Elei bemerkte gleich, dass etwas nicht stimmte. Er steuerte seinen Dienstwagen auf die Haltezone vor dem Eingang der Lietzensee-Grundschule. Das Backsteingebäude ragte hinter einer Allee aus jungen Ahornbäumen empor. Marie stand mit ihrer Klassenlehrerin vor dem steinernen Bogen des Haupteingangs. Die Lehrerin beobachtete Elei, wie er ausstieg. Ihre Hände lagen auf Maries Schultern. In der Geste lag jedoch keine Freundlichkeit. Der Griff wirkte schwer. Vorwurfsvoll.
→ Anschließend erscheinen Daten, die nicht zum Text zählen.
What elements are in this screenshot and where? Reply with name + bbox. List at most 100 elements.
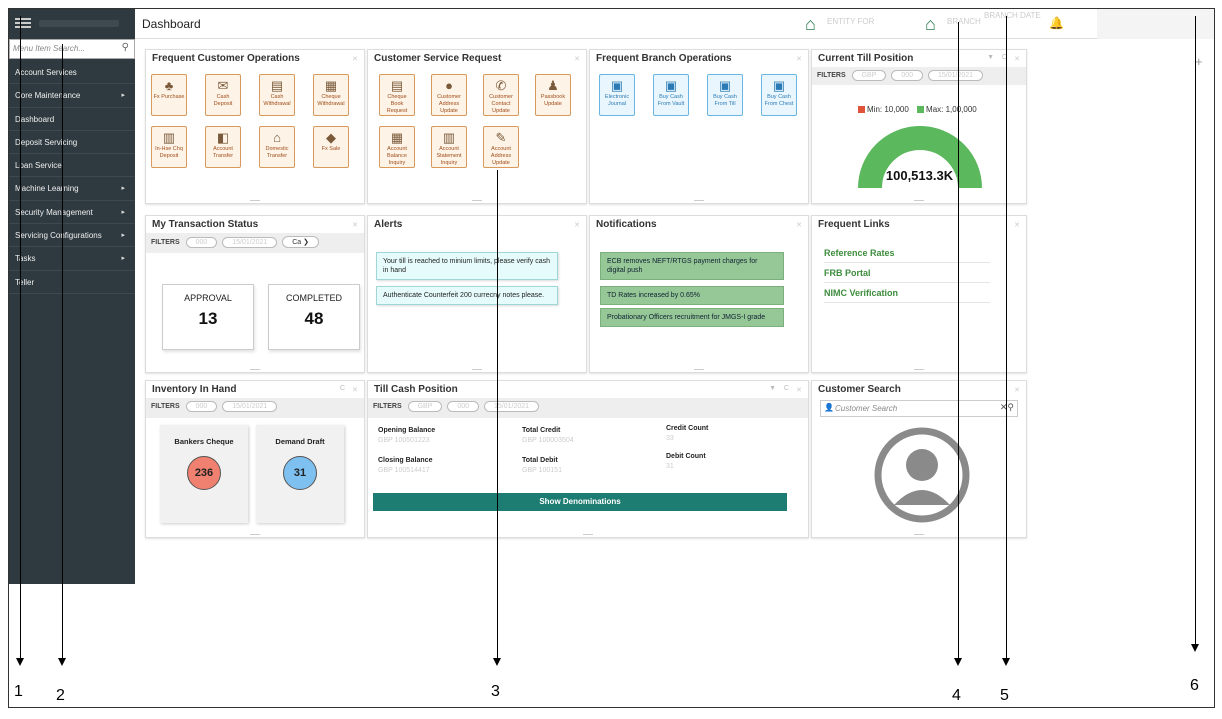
alert-item[interactable]: Your till is reached to minium limits, p…	[376, 252, 558, 280]
tile-buy-cash-from-chest[interactable]: ▣ Buy Cash From Chest	[761, 74, 797, 116]
tile-passbook-update[interactable]: ♟ Passbook Update	[535, 74, 571, 116]
tile-account-statement-inquiry[interactable]: ▥ Account Statement Inquiry	[431, 126, 467, 168]
tile-cheque-book-request[interactable]: ▤ Cheque Book Request	[379, 74, 415, 116]
chevron-right-icon[interactable]: ❯	[303, 239, 309, 246]
tile-icon: ◆	[326, 130, 336, 145]
customer-search-input[interactable]: 👤 Customer Search ✕⚲	[820, 400, 1018, 417]
bell-icon[interactable]: 🔔	[1049, 16, 1064, 30]
tile-cash-withdrawal[interactable]: ▤ Cash Withdrawal	[259, 74, 295, 116]
sidebar-item-label: Security Management	[15, 207, 93, 217]
approval-status-card[interactable]: APPROVAL 13	[162, 284, 254, 350]
tile-label: Account Address Update	[490, 146, 512, 166]
notification-item[interactable]: Probationary Officers recruitment for JM…	[600, 308, 784, 327]
tile-cheque-withdrawal[interactable]: ▦ Cheque Withdrawal	[313, 74, 349, 116]
filter-date[interactable]: 15/01/2021	[222, 237, 278, 248]
sidebar-item-label: Tasks	[15, 254, 36, 264]
search-icon[interactable]: ⚲	[122, 42, 129, 53]
sidebar-item-deposit-servicing[interactable]: Deposit Servicing	[9, 131, 135, 155]
filter-date[interactable]: 15/01/2021	[928, 70, 984, 81]
callout-arrow-3	[493, 658, 501, 666]
tile-label: Fx Purchase	[153, 94, 185, 100]
close-icon[interactable]: ✕	[1014, 221, 1020, 229]
close-icon[interactable]: ✕	[1014, 386, 1020, 394]
filter-till[interactable]: 000	[185, 401, 218, 412]
filter-till[interactable]: 000	[185, 237, 218, 248]
tile-fx-purchase[interactable]: ♣ Fx Purchase	[151, 74, 187, 116]
sidebar-item-machine-learning[interactable]: Machine Learning ▸	[9, 177, 135, 201]
filter-date[interactable]: 15/01/2021	[222, 401, 278, 412]
opening-balance-value: GBP 100501223	[378, 437, 430, 444]
tile-label: Customer Contact Update	[489, 94, 513, 114]
tile-buy-cash-from-vault[interactable]: ▣ Buy Cash From Vault	[653, 74, 689, 116]
filter-date[interactable]: 15/01/2021	[484, 401, 540, 412]
chevron-right-icon: ▸	[121, 185, 125, 193]
sidebar-item-account-services[interactable]: Account Services	[9, 61, 135, 85]
close-icon[interactable]: ✕	[574, 55, 580, 63]
tile-icon: ▣	[772, 78, 786, 93]
tile-icon: ♣	[164, 78, 174, 93]
close-icon[interactable]: ✕	[352, 55, 358, 63]
tile-label: Passbook Update	[540, 94, 566, 107]
filter-currency[interactable]: GBP	[851, 70, 887, 81]
sidebar-item-dashboard[interactable]: Dashboard	[9, 108, 135, 131]
link-frb-portal[interactable]: FRB Portal	[824, 268, 990, 283]
sidebar-item-loan-service[interactable]: Loan Service	[9, 154, 135, 178]
widget-title: Frequent Customer Operations	[152, 53, 300, 64]
widget-notifications: Notifications ✕ ECB removes NEFT/RTGS pa…	[589, 215, 809, 373]
add-widget-icon[interactable]: +	[1195, 54, 1203, 69]
completed-status-card[interactable]: COMPLETED 48	[268, 284, 360, 350]
tile-account-transfer[interactable]: ◧ Account Transfer	[205, 126, 241, 168]
filter-till[interactable]: 000	[447, 401, 480, 412]
menu-search-input[interactable]: Menu Item Search... ⚲	[9, 39, 135, 59]
filter-refresh-icons[interactable]: ▼ C	[769, 385, 792, 392]
tile-in-hse-chq-deposit[interactable]: ▥ In-Hse Chq Deposit	[151, 126, 187, 168]
close-icon[interactable]: ✕	[352, 221, 358, 229]
refresh-icon[interactable]: C	[340, 385, 348, 392]
sidebar-item-security-management[interactable]: Security Management ▸	[9, 201, 135, 225]
tile-cash-deposit[interactable]: ✉ Cash Deposit	[205, 74, 241, 116]
tile-account-address-update[interactable]: ✎ Account Address Update	[483, 126, 519, 168]
close-icon[interactable]: ✕	[574, 221, 580, 229]
branch-label[interactable]: BRANCH	[947, 17, 981, 26]
link-nimc-verification[interactable]: NIMC Verification	[824, 288, 990, 303]
tile-customer-contact-update[interactable]: ✆ Customer Contact Update	[483, 74, 519, 116]
sidebar-item-core-maintenance[interactable]: Core Maintenance ▸	[9, 84, 135, 108]
filter-category[interactable]: Ca ❯	[282, 236, 320, 248]
notification-item[interactable]: TD Rates increased by 0.65%	[600, 286, 784, 305]
close-icon[interactable]: ✕	[796, 386, 802, 394]
branch-bank-icon[interactable]: ⌂	[925, 14, 936, 35]
widget-title: Till Cash Position	[374, 384, 458, 395]
sidebar-item-label: Account Services	[15, 68, 77, 77]
widget-frequent-links: Frequent Links ✕ Reference Rates FRB Por…	[811, 215, 1027, 373]
tile-buy-cash-from-till[interactable]: ▣ Buy Cash From Till	[707, 74, 743, 116]
entity-bank-icon[interactable]: ⌂	[805, 14, 816, 35]
widget-footer	[914, 200, 924, 201]
sidebar-item-teller[interactable]: Teller	[9, 271, 135, 294]
close-icon[interactable]: ✕	[352, 386, 358, 394]
widget-title: Alerts	[374, 219, 403, 230]
closing-balance-value: GBP 100514417	[378, 467, 430, 474]
tile-domestic-transfer[interactable]: ⌂ Domestic Transfer	[259, 126, 295, 168]
sidebar-item-tasks[interactable]: Tasks ▸	[9, 247, 135, 271]
filter-category-label: Ca	[292, 239, 302, 246]
inventory-bankers-cheque[interactable]: Bankers Cheque 236	[160, 425, 248, 523]
filter-currency[interactable]: GBP	[407, 401, 443, 412]
inventory-demand-draft[interactable]: Demand Draft 31	[256, 425, 344, 523]
link-reference-rates[interactable]: Reference Rates	[824, 248, 990, 263]
sidebar-item-servicing-configurations[interactable]: Servicing Configurations ▸	[9, 224, 135, 248]
tile-customer-address-update[interactable]: ● Customer Address Update	[431, 74, 467, 116]
close-icon[interactable]: ✕	[796, 55, 802, 63]
alert-item[interactable]: Authenticate Counterfeit 200 currecny no…	[376, 286, 558, 305]
tile-electronic-journal[interactable]: ▣ Electronic Journal	[599, 74, 635, 116]
entity-label[interactable]: ENTITY FOR	[827, 17, 874, 26]
hamburger-menu-icon[interactable]	[15, 16, 31, 30]
tile-fx-sale[interactable]: ◆ Fx Sale	[313, 126, 349, 168]
tile-account-balance-inquiry[interactable]: ▦ Account Balance Inquiry	[379, 126, 415, 168]
filters-label: FILTERS	[373, 403, 402, 410]
close-icon[interactable]: ✕	[796, 221, 802, 229]
notification-item[interactable]: ECB removes NEFT/RTGS payment charges fo…	[600, 252, 784, 280]
user-profile-area[interactable]	[1097, 9, 1214, 39]
show-denominations-button[interactable]: Show Denominations	[373, 493, 787, 511]
close-icon[interactable]: ✕	[1014, 55, 1020, 63]
filter-till[interactable]: 000	[891, 70, 924, 81]
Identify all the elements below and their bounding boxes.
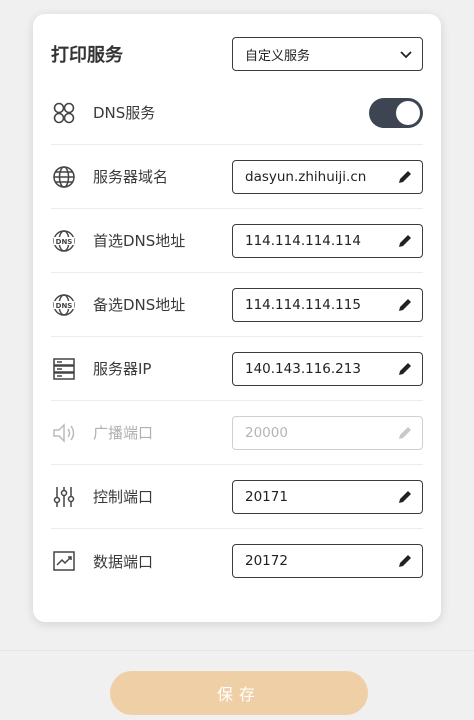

Nicht schon wieder, dachte Elei.

Er schloss den Wagen und durchquerte die Allee. Unter seinen Schuhen raschelte herabgefallenes Herbstlaub.

»Hallo, Frau Binzwanger«, begrüßte er die Lehrerin und sah zu Marie. »Hi, Süße!«

Seine Tochter sagte nichts. Sie war in sich zusammengesunken, doch ihr Blick war nicht schuldbewusst, sondern trotzig.

»Guten Tag, Herr Berisha«, begrüßte ihn die Lehrerin. In ihrer Stimme lag ein Tadel, der offenbar auch ihm galt.

»Ist etwas passiert?«, fragte Elei.

Die Augen der Lehrerin verengten sich. »Marie hat sich geprügelt.«

»Geprügelt?« Elei nahm Marie unter die Lupe. Sie sah unverletzt aus.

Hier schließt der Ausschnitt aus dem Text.